Maximum profit in 2023
The company’s flagship subscription streaming service, Max, ended 2023 in the black, with full-year adjusted EBITDA of $103 million.
Zaslav has significantly reduced content spending on streaming services since merging WarnerMedia and Discovery in 2022. Thanks to his efforts, Max was able to reach profitability ahead of its traditional media rivals’ streaming divisions. disney, comcastNBCUniversal and Paramount Global.
The company reported 97.7 million global direct-to-consumer subscribers, an increase of 2% from the previous quarter.
The company said Max will be profitable in 2024, but as the studio increases content spending, the studio could incur losses before recovering in the second half of the year. Warner Bros. Discovery predicted Max would generate $1 billion in EBITDA in 2025.
Max inventory is currently only available in the U.S., but will be rolled out to 40 international markets by the end of 2024, Zaslav said during the call.
sports joint venture
Zaslav did not reveal pricing details for the company’s upcoming sports While the joint venture between Disney and Fox was announced earlier this month, he reiterated that the product is aimed at the 60 million U.S. households that currently do not have cable TV.
Zaslav said one benefit of the service, scheduled to launch in fall 2024, is that consumers won’t have to worry about finding the right channel for Major League Baseball, National Hockey League or National Basketball Association playoff games. He pointed out that. That’s because streaming apps automatically send consumers to any game on Fox, ESPN, TNT, or TBS.

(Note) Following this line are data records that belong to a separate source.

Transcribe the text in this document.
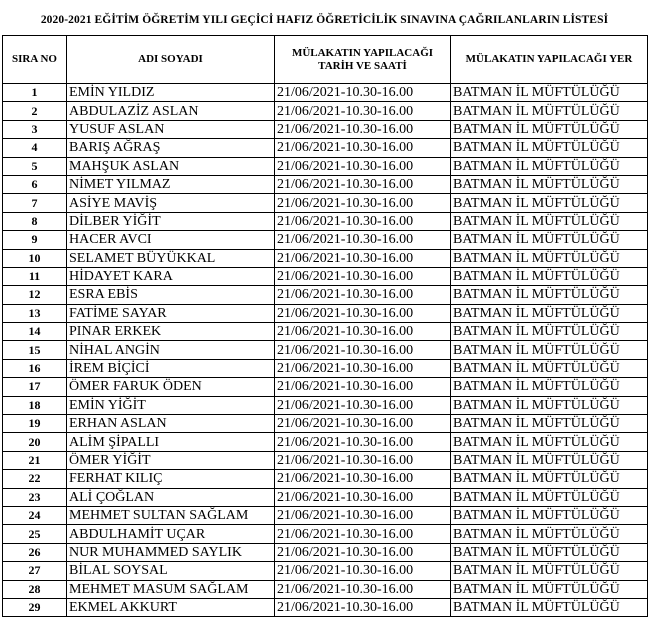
2020-2021 EĞİTİM ÖĞRETİM YILI GEÇİCİ HAFIZ ÖĞRETİCİLİK SINAVINA ÇAĞRILANLARIN LİSTESİ
SIRA NO	ADI SOYADI	MÜLAKATIN YAPILACAĞI
TARİH VE SAATİ	MÜLAKATIN YAPILACAĞI YER
1	EMİN YILDIZ	21/06/2021-10.30-16.00	BATMAN İL MÜFTÜLÜĞÜ
2	ABDULAZİZ ASLAN	21/06/2021-10.30-16.00	BATMAN İL MÜFTÜLÜĞÜ
3	YUSUF ASLAN	21/06/2021-10.30-16.00	BATMAN İL MÜFTÜLÜĞÜ
4	BARIŞ AĞRAŞ	21/06/2021-10.30-16.00	BATMAN İL MÜFTÜLÜĞÜ
5	MAHŞUK ASLAN	21/06/2021-10.30-16.00	BATMAN İL MÜFTÜLÜĞÜ
6	NİMET YILMAZ	21/06/2021-10.30-16.00	BATMAN İL MÜFTÜLÜĞÜ
7	ASİYE MAVİŞ	21/06/2021-10.30-16.00	BATMAN İL MÜFTÜLÜĞÜ
8	DİLBER YİĞİT	21/06/2021-10.30-16.00	BATMAN İL MÜFTÜLÜĞÜ
9	HACER AVCI	21/06/2021-10.30-16.00	BATMAN İL MÜFTÜLÜĞÜ
10	SELAMET BÜYÜKKAL	21/06/2021-10.30-16.00	BATMAN İL MÜFTÜLÜĞÜ
11	HİDAYET KARA	21/06/2021-10.30-16.00	BATMAN İL MÜFTÜLÜĞÜ
12	ESRA EBİS	21/06/2021-10.30-16.00	BATMAN İL MÜFTÜLÜĞÜ
13	FATİME SAYAR	21/06/2021-10.30-16.00	BATMAN İL MÜFTÜLÜĞÜ
14	PINAR ERKEK	21/06/2021-10.30-16.00	BATMAN İL MÜFTÜLÜĞÜ
15	NİHAL ANGİN	21/06/2021-10.30-16.00	BATMAN İL MÜFTÜLÜĞÜ
16	İREM BİÇİCİ	21/06/2021-10.30-16.00	BATMAN İL MÜFTÜLÜĞÜ
17	ÖMER FARUK ÖDEN	21/06/2021-10.30-16.00	BATMAN İL MÜFTÜLÜĞÜ
18	EMİN YİĞİT	21/06/2021-10.30-16.00	BATMAN İL MÜFTÜLÜĞÜ
19	ERHAN ASLAN	21/06/2021-10.30-16.00	BATMAN İL MÜFTÜLÜĞÜ
20	ALİM ŞİPALLI	21/06/2021-10.30-16.00	BATMAN İL MÜFTÜLÜĞÜ
21	ÖMER YİĞİT	21/06/2021-10.30-16.00	BATMAN İL MÜFTÜLÜĞÜ
22	FERHAT KILIÇ	21/06/2021-10.30-16.00	BATMAN İL MÜFTÜLÜĞÜ
23	ALİ ÇOĞLAN	21/06/2021-10.30-16.00	BATMAN İL MÜFTÜLÜĞÜ
24	MEHMET SULTAN SAĞLAM	21/06/2021-10.30-16.00	BATMAN İL MÜFTÜLÜĞÜ
25	ABDULHAMİT UÇAR	21/06/2021-10.30-16.00	BATMAN İL MÜFTÜLÜĞÜ
26	NUR MUHAMMED SAYLIK	21/06/2021-10.30-16.00	BATMAN İL MÜFTÜLÜĞÜ
27	BİLAL SOYSAL	21/06/2021-10.30-16.00	BATMAN İL MÜFTÜLÜĞÜ
28	MEHMET MASUM SAĞLAM	21/06/2021-10.30-16.00	BATMAN İL MÜFTÜLÜĞÜ
29	EKMEL AKKURT	21/06/2021-10.30-16.00	BATMAN İL MÜFTÜLÜĞÜ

Warner Bros. Discovery President and CEO David Zaslav presents the 4K restoration shown at the 2023 TCM Classic Film Festival Opening Night at the TCL Chinese Theater on April 13 in Hollywood, California. He attended the world premiere of the 1959 film “Rio Bravo.” , 2023.
Aude Gerucci | AFP | Getty Images
“Not many people are going to unsubscribe from cable TV to watch this,” Zaslav said. “Younger people who don’t subscribe, we can go after the people we’re missing out on.”
Warner Bros. Discovery continues to negotiate with the NBA to renew media rights, but Wiedenfels said it would not overpay, based on the company’s internal estimates of the league’s value.
“Investing in sports rights is very easy to lose control of,” Wiedenfels said. “That’s not how we operate. We know exactly what value we assign and we remain disciplined during discussions.
Disclosure: NBCUniversal is the parent company of CNBC.